De hacer de la antropología una rama de la lingüística se procedió a poner la vara aún más alta para el resto de las llamadas “ciencias del hombre” y someterlas al rigor estructuralista, siempre y cuando cumplieran con tener un objeto universal de estudio, presente en todas las sociedades; usasen un método homogéneo, cualquiera que fuese la diversidad de las áreas a estudiar y concitaran, finalmente, el consenso de los expertos en la validez de esas premisas básicas.

 

En De Praga a París. Crítica del pensamiento estructuralista y posestructuralista (1986), el sabio José Guilherme Merquior —que el año pasado habría cumplido 80 años y cuyo recuerdo suscita estas páginas— explicó a detalle que lo que había sido bueno para la lingüística y la antropología, siguiendo a Jakobson y a Lévi-Strauss, acabó por convertirse, para la literatura, en un galimatías, al grado que Roland Barthes, el gran estructuralista literario, fue abandonando, temerario aunque en zig-zag, su rutilante escuela y, más tarde, Gérard Genette, otro de los teóricos de referencia, confesó que el también llamado “giro lingüístico” había alejado de la literatura a miles de estudiantes, envenenados por una jerga universitaria abominable. Antes que ellos, Octavio Paz, en El arco y la lira (1956), se preguntó cómo la poesía, compuesta de una variable casi infinita de entidades particulares, podía ser explicada mediante una ciencia general.
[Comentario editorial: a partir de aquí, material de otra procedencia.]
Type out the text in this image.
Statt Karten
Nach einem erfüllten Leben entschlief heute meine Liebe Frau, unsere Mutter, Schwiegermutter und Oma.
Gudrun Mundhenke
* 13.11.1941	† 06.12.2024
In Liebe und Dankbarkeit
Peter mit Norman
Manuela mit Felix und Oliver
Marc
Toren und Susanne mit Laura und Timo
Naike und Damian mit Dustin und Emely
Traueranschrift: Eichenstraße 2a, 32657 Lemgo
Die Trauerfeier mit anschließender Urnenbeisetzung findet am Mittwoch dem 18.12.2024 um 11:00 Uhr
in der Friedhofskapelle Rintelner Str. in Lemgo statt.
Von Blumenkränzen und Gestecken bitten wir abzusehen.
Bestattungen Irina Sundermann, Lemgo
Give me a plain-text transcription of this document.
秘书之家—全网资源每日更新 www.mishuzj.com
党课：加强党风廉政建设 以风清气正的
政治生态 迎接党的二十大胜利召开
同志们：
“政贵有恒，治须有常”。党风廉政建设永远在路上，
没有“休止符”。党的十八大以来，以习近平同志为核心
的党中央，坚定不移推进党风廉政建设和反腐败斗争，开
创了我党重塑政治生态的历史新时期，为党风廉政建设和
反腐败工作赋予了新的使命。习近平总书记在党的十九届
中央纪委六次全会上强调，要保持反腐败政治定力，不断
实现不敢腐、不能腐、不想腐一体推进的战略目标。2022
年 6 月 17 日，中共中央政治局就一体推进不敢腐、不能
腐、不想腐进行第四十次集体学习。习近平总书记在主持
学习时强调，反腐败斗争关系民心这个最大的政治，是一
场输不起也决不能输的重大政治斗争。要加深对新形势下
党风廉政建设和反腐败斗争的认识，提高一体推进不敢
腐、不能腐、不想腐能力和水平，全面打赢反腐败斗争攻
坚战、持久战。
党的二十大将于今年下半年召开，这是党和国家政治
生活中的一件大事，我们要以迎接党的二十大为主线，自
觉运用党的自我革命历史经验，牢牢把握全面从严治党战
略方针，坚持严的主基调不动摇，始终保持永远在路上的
Después, en 1967, en su bello y conciso Claude Lévi-Strauss o el nuevo festín de Esopo, el poeta Paz se atrevió a dudar de que fuese tan arbitraria la pretendida “convención arbitraria” que uniría al sonido con el sentido, uno de los dogmas de Saussure, no obstante su consideración por el entrañable y conflictivo Lévi-Strauss.

 

Las consecuencias de aquella historia —la de una invasión francesa del campus estadounidense— tuvo su acta de defunción en Imposturas intelectuales (1998), de Alan Sokal y Jean Bricmont, donde se cuenta cómo fue desenmascarado ese relativismo posmoderno llamado “posestructuralismo” en que devino el legado de Jakobson y Lévi-Strauss.

 

Pero no llegaré tan lejos, deteniéndome en De Praga a París, de Merquior y en un libro anterior, menos irrespetuoso, L’esthétique de Lévi-Strauss (1977), donde ese formidable y malogrado crítico liberal hace a su vez —pues su maestro francés se dijo tres veces geólogo, gracias a la propia geología, a Marx y a Freud— la excavación necesaria para atisbar la significación del arte para el padre del estructuralismo.

 

Lo primero en sorprender a Merquior fue el progresivo “antimodernismo” levistraussiano, explicable, pero no del todo, por su desprecio contra la historia. En política le dio la espalda al instante revolucionario por excelencia, el mayo parisino de 1968, y murió Lévi-Strauss como presidente de honor de la Sociedad de Amigos de Raymond Aron. Y si es hasta cierto punto comprensible, advierte Merquior, esa fatal deformación profesional de los antropólogos, la de ser conservadores en cuanto a las “sociedades primitivas” que descubren y radicales contra el modernizador capitalismo dedicado a desmantelarlas, más extraño resulta, leemos en De Praga a París, el desdén del longevo Lévi-Strauss contra sus leales admiradores en las artes plásticas, la música y la literatura. No miró en el arte abstracto una vuelta a lo primitivo (que sí subrayó en el cubismo), sino una apropiación perezosa, por los pintores, de los desechos incoloros e inconexos de la sociedad industrial. Los primitivos, habitantes de “sociedades frías”, es decir avaras en cuanto al gasto de energía cultural, temían el exceso figurativo en la representación como una blasfemia contra la riqueza sobrenatural. Semejante a ese otro antimodernista que fue el esteta, británico y decimonónico, John Ruskin, consideraba Lévi-Strauss que con el Renacimiento la pintura había abandonado sus deberes de humanidad.

 

A Lévi-Strauss le aburría, por substituir adrede la variedad con la repetición, la nueva novela francesa tan publicitada entonces, consciente que la frase, sometida al examen estructural, resulta demasiado pequeña junto al mito pero, paradójicamente, la textura de un poema es probablemente infinita, según se lee en L’esthétique de Lévi-Strauss. S/Z (1970), la lectura maniática, por Barthes, de un relato de Balzac, carece de invariantes, es decir, es literatura sobre la literatura, resultando lo contrario de lo pretendido por Lévi-Strauss. Barthes tomó nota del juicio del jefe de escuela.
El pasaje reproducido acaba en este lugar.